As Covid-19 pandemic throws millions out of work and devastates economies across Europe, some governments struggle with the delicate balance between keeping people safe from a highly contagious virus and making sure they can still make a living.
Spain, one of the countries worst hit by the global coronavirus epidemic, on Monday started to ease tough lockdown restrictions that have kept people confined to their homes for more than a month and put a brake on economic activity.
Spain's cumulative death toll from the coronavirus rose to 17,489 on Monday, up 517 from 16,972 on Sunday, the health ministry said. Confirmed cases totalled 169,496, up from 166,019 the previous day.
However, this was the smallest proportional daily increase in the number of deaths and new infections.
With signs indicating the situation was taking a tentative turn for the better, some businesses, including construction and manufacturing, were allowed to reopen.
But most of the population were still confined to their homes, and shops, bars and public spaces will remain closed until at least April 26.
People at main transport hubs were handed face masks by police as they went to work on Monday morning.
"The health of workers must be guaranteed. If this is minimally affected, activity cannot restart," Interior Minister Fernando Grande-Marlaska told Cadena Ser radio station.
Lockdown restrictions have helped slow a spiralling death rate that reached its peak in early April, but they have tested the resolve of people cooped up inside their homes.
"You finally convince yourself that we are at home for a good cause," said Benito Guerrero, 28-year-old communication consultant still locked at home in Madrid.

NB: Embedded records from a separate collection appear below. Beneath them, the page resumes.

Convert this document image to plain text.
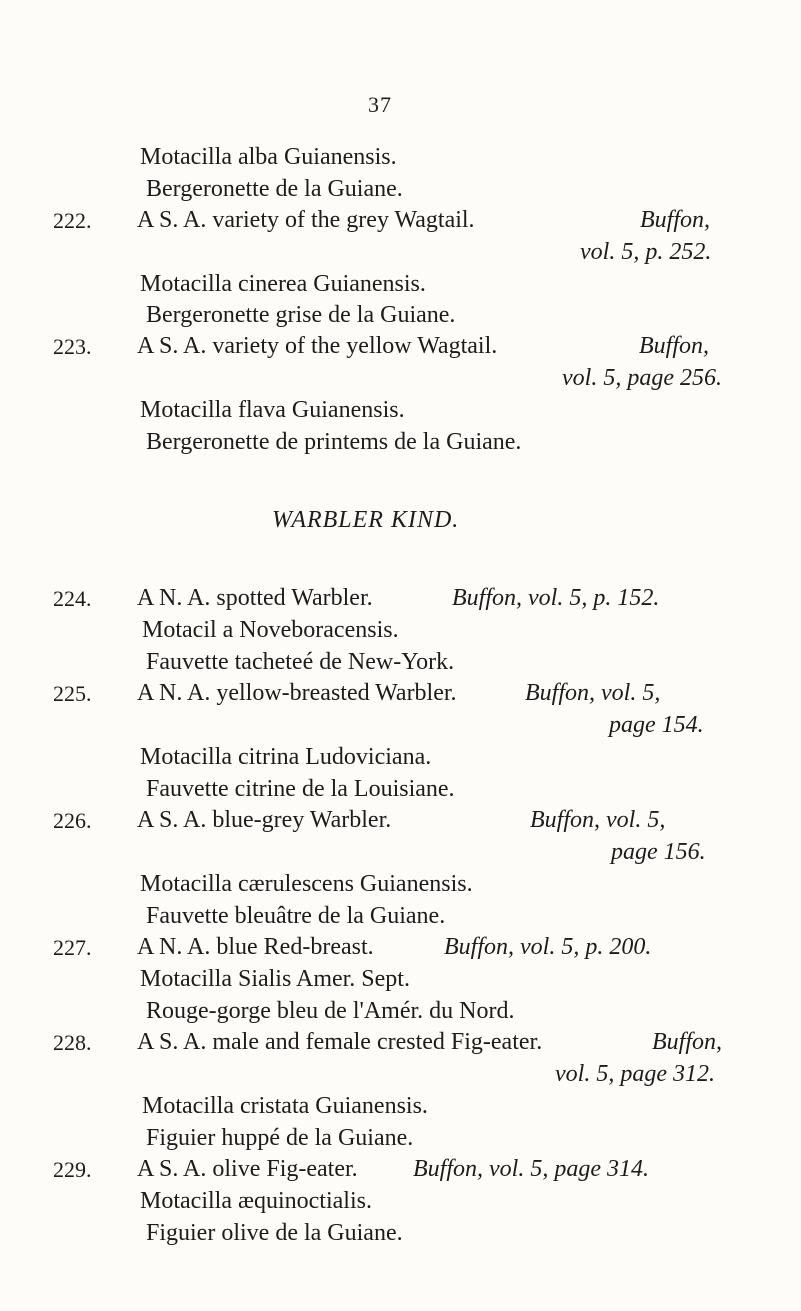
37
Motacilla alba Guianensis.
Bergeronette de la Guiane.
222. A S. A. variety of the grey Wagtail.	Buffon,
vol. 5, p. 252.
Motacilla cinerea Guianensis.
Bergeronette grise de la Guiane.
223. A S. A. variety of the yellow Wagtail.	Buffon,
vol. 5, page 256.
Motacilla flava Guianensis.
Bergeronette de printems de la Guiane.
WARBLER KIND.
224. A N. A. spotted Warbler.	Buffon, vol. 5, p. 152.
Motacil a Noveboracensis.
Fauvette tacheteé de New-York.
225. A N. A. yellow-breasted Warbler.	Buffon, vol. 5,
page 154.
Motacilla citrina Ludoviciana.
Fauvette citrine de la Louisiane.
226. A S. A. blue-grey Warbler.	Buffon, vol. 5,
page 156.
Motacilla cærulescens Guianensis.
Fauvette bleuâtre de la Guiane.
227. A N. A. blue Red-breast.	Buffon, vol. 5, p. 200.
Motacilla Sialis Amer. Sept.
Rouge-gorge bleu de l'Amér. du Nord.
228. A S. A. male and female crested Fig-eater.	Buffon,
vol. 5, page 312.
Motacilla cristata Guianensis.
Figuier huppé de la Guiane.
229. A S. A. olive Fig-eater. Buffon, vol. 5, page 314.
Motacilla æquinoctialis.
Figuier olive de la Guiane.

"I wouldn't want to go back to work again until it is strictly necessary since that would put my health and others at risk."
Senior politicians in Germany have begun debating a potential easing of restrictions imposed over the coronavirus epidemic ahead of a meeting with Chancellor Angela Merkel on Wednesday.
On Monday, Merkel and premiers of Germany's 16 states expect to get recommendations from the German National Academy of Sciences that the chancellor has said will weigh heavily in considerations for a possible loosening in movement and social distancing rules in place since around mid-March.
The discussion takes place as the number of new infections and deaths declines in Germany, which has weathered the pandemic better than European neighbours Italy, Spain and France.
But Germany's export-driven economy –– Europe's largest –– has been hit hard and is estimated to contract 9.8% in the second quarter, the biggest decline since records began in 1970 and more than double the decline seen during the global financial crisis in 2009.
Merkel will discuss the recommendations of the science academy with her cabinet on Tuesday. On Wednesday, she will hold a video conference with the state governors to discuss a possible path out of the lockdown and how to manage the recession it is expected to cause.
The United Kingdom
Unlike the other European countries, the United Kingdom is still struggling with an increasing number of deaths and cases.
As the coronavirus pandemic continues to expand across the globe and the death toll steadily rises, the UK might become the worst-hit country in Europe, according to some experts.
The country has been in a lockdown for the past three weeks with police enforcement and social distancing measures in place to slow the spread of the virus.
Despite all this, the daily death toll has been near 1,000 for the past few days.
At least one expert thinks the country will lose many people and the total number of deaths by the end of the outbreak will be worse than two hard-hit countries, Italy and Spain.
Italian authorities ordered an even stronger crackdown on anyone trying to escape the lockdown over the Easter holidays, moving to second homes or for family reunions.
Checks have been intensified, with police checkpoints on the main roads and highways and drones used to monitor people’s movements.
On the Saturday before Easter, over 280,000 people were checked and more than 12,500 fined in the largely Catholic nation, up 20 percent from Friday, according to the latest Interior Ministry data.
Prime Minister Giuseppe Conte expressed his gratitude in a Facebook post.
“The sacrifices that each of us makes on this important Sunday are a gesture of authentic attachment to what really matters,” Conte said. “Together we will make it.”
The government is already planning how to handle the so-called “phase 2,” which will follow the emergency and will assist Italian citizens and businesses in a recovery.
Authorities in Greece say they are concerned about indications of a build-up of migrants and refugees on the Turkish coast near Greek islands despite movement restrictions in effect in both countries aimed at stopping the spread of Covid-19.
“We have seen signs of activity on the shores facing (the islands),” Stelios Petsas, the Greek government spokesman, said. “We will ... continue to do whatever it takes to defend our sovereign rights and guard the borders of Greece and Europe.”
The Greek islands last year were the European Union’s busiest entry point for illegal migration, according to the border protection agency Frontex.
In early March, daily clashes broke out at the Greek-Turkish land border after the Turkish government said it would no longer stop migrants and refugees heading to Europe.
Greek Defence Ministry officials say the military has remained on alert at the land and sea borders with Turkey since that crisis.